3 challenges raised to Microsoft Office


September 27, 2007|By MIKE HIMOWITZ

When you write a letter, term paper or newspaper column, you'll probably use Microsoft Word. Buffing up a balance sheet? You'll probably use Microsoft Excel. Nodding off during a mind-numbing presentation? You're a victim of Microsoft PowerPoint.

These are the building blocks of Microsoft Office, the company's flagship productivity suite and 800-pound gorilla of the business and academic world. Whether you're a Windows or Mac user, you've probably paid the Microsoft Office toll - more than once.

Today, however, some powerful challengers are chipping away at the Office edifice. They have significant outside backing, they're compatible with Office documents and best of all, they're free - something that Office is definitely not.

The oldest challenger to Microsoft is OpenOffice.org, which for obscure trademark reasons is the name of both the software and the Web site where you'll find it.

Born as StarOffice in a brief commercial incarnation, the suite was eventually acquired by Sun Microsystems, which declared it an open source project. That made the programming code available to everyone. The OpenOffice suite is now supported by teams of volunteers who give it away online (although you're free to make a donation to the cause).

Just remember that the word "volunteer" doesn't mean "amateur." Most of the volunteers who support OpenOffice are talented professionals who donate their time and skill for the technical challenge and a chance to make a contribution to the community. Most also have a healthy dislike for Microsoft Corp.

Whatever their motivation, OpenOffice is a well-executed suite of programs that can handle 99 percent of the chores that most people do with their Microsoft counterparts. Because it includes a database, OpenOffice is the most comprehensive of the free alternatives. And it's truly cross-platform - available for computers running the Windows, Mac OS X, Linux and Solaris operating systems.

Although it was unveiled just last week, the beta version of International Business Machines Corp.'s Lotus Symphony looks just as capable as OpenOffice at first glance. That shouldn't be surprising, because it's based on the same open source code.

If you've been around long enough, you'll remember the Symphony name from a DOS-based integrated suite that Lotus Development Corp. published back in 1984, before IBM acquired the company. The new version - which shares only the name - is available for Windows and Linux systems, with a Mac version planned for the future.

I don't have space to review both software suites here. Suffice it to say that they look and work enough like their Microsoft counterparts - or they did before the controversial Office 2007 makeover - that you'll be able to figure them out quickly.

IBM's interface, executed in shades of the traditional Big Blue, is a bit less confusing and more buttoned down than OpenOffice, but this is strictly a matter of taste. See for yourself - the only caveat is that both are 100-megabyte-plus downloads. If you don't have a broadband connection, you can order a CD online. Or get a friend who has broadband to download it for you and burn it to a CD or flash drive.

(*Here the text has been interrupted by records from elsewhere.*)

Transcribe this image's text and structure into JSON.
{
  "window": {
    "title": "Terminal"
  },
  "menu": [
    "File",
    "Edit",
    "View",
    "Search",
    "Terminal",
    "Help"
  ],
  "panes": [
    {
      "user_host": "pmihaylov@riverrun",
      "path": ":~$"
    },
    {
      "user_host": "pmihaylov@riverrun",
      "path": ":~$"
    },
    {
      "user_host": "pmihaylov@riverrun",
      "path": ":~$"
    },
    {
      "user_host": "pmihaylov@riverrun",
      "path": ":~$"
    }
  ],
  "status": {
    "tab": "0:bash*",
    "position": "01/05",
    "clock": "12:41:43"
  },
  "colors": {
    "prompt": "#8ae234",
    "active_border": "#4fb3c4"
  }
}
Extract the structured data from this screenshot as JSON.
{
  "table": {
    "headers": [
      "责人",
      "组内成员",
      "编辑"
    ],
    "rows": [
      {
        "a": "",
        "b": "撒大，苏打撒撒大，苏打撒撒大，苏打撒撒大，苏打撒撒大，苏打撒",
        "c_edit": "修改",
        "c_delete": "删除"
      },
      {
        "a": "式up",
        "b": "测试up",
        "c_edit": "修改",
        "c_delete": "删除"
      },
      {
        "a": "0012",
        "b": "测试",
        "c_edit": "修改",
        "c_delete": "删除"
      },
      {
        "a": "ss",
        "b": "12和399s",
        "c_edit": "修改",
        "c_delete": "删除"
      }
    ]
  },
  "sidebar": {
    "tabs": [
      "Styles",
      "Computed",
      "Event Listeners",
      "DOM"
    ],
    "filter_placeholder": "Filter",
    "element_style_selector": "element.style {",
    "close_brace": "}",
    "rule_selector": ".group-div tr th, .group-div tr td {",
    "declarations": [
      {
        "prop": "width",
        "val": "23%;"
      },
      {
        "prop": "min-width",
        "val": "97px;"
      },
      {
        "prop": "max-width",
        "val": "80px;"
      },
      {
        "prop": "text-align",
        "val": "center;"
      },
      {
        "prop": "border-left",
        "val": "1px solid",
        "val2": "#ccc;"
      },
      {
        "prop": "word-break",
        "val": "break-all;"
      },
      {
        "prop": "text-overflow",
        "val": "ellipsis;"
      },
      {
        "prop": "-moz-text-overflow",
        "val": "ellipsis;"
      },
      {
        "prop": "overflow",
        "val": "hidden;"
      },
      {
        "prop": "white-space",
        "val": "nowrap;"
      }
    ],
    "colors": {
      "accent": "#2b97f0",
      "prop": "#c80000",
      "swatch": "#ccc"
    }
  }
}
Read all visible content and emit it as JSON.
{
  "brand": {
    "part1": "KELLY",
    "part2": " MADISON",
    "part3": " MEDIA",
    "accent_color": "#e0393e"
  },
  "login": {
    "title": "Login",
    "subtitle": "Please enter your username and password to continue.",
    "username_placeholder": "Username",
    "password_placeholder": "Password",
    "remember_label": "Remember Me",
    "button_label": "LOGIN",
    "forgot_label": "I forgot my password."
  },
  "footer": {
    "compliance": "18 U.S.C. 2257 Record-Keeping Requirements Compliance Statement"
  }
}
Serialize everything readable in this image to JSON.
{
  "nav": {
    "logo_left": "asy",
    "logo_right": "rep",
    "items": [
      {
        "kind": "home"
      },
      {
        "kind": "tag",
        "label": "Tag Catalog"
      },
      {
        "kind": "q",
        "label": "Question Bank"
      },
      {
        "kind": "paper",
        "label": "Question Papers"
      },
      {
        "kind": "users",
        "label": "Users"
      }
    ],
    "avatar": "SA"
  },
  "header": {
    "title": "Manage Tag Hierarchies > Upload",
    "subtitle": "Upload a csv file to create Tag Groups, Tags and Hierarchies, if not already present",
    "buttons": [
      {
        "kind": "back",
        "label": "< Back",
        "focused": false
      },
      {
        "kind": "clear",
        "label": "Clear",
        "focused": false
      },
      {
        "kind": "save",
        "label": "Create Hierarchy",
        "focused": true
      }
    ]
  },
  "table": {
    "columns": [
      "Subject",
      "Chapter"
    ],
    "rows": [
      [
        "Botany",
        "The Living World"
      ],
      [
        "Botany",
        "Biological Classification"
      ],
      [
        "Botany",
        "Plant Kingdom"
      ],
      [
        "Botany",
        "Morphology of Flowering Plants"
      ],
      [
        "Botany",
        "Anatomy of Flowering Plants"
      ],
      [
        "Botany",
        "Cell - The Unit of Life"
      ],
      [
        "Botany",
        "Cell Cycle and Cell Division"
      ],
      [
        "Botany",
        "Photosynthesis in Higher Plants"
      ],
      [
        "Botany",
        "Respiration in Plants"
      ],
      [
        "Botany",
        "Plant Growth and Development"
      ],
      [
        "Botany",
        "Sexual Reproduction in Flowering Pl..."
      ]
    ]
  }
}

In my trials I couldn't find a Microsoft-created word processing job, spreadsheet or presentation on my hard drive that wouldn't load into its OpenOffice or Symphony counterpart - although I did spot a few minor formatting problems.

Also, none of my documents required Microsoft's internal macro programming language for automated tasks. If your company documents do, test OpenOffice or Symphony carefully before committing time-critical documents to their care. If a glitch costs a couple of hours of your valuable time, free software can turn out to be very expensive.

This brings up another technical issue - file formats. These are the coding schemes that programmers use to store documents. If you're creating documents strictly for your own use, this isn't important. But the moment you share the electronic versions with other folks, you'll have to pay attention to this issue.

OpenOffice and Symphony are compatible with the OpenDocument format (ODf), an industry standard that allows programs from different developers to read each other's documents and preserve typefaces, paragraphs, indents, tabs, bullets, numbering and so forth.

Both free suites also support the proprietary but widely-copied formats that Microsoft used in its basic Office products until the 2007 version. Although Office 2007 programs can read and write traditional Office formats, their native tongue is a new format that only Microsoft has adopted so far.

For now, the free, open source suites might have problems with native Office 2007 documents. But I think experienced Microsoft Office 2007 users will save documents in the earlier formats anyway, just to keep things straight with people who might have to read them with older versions of the program.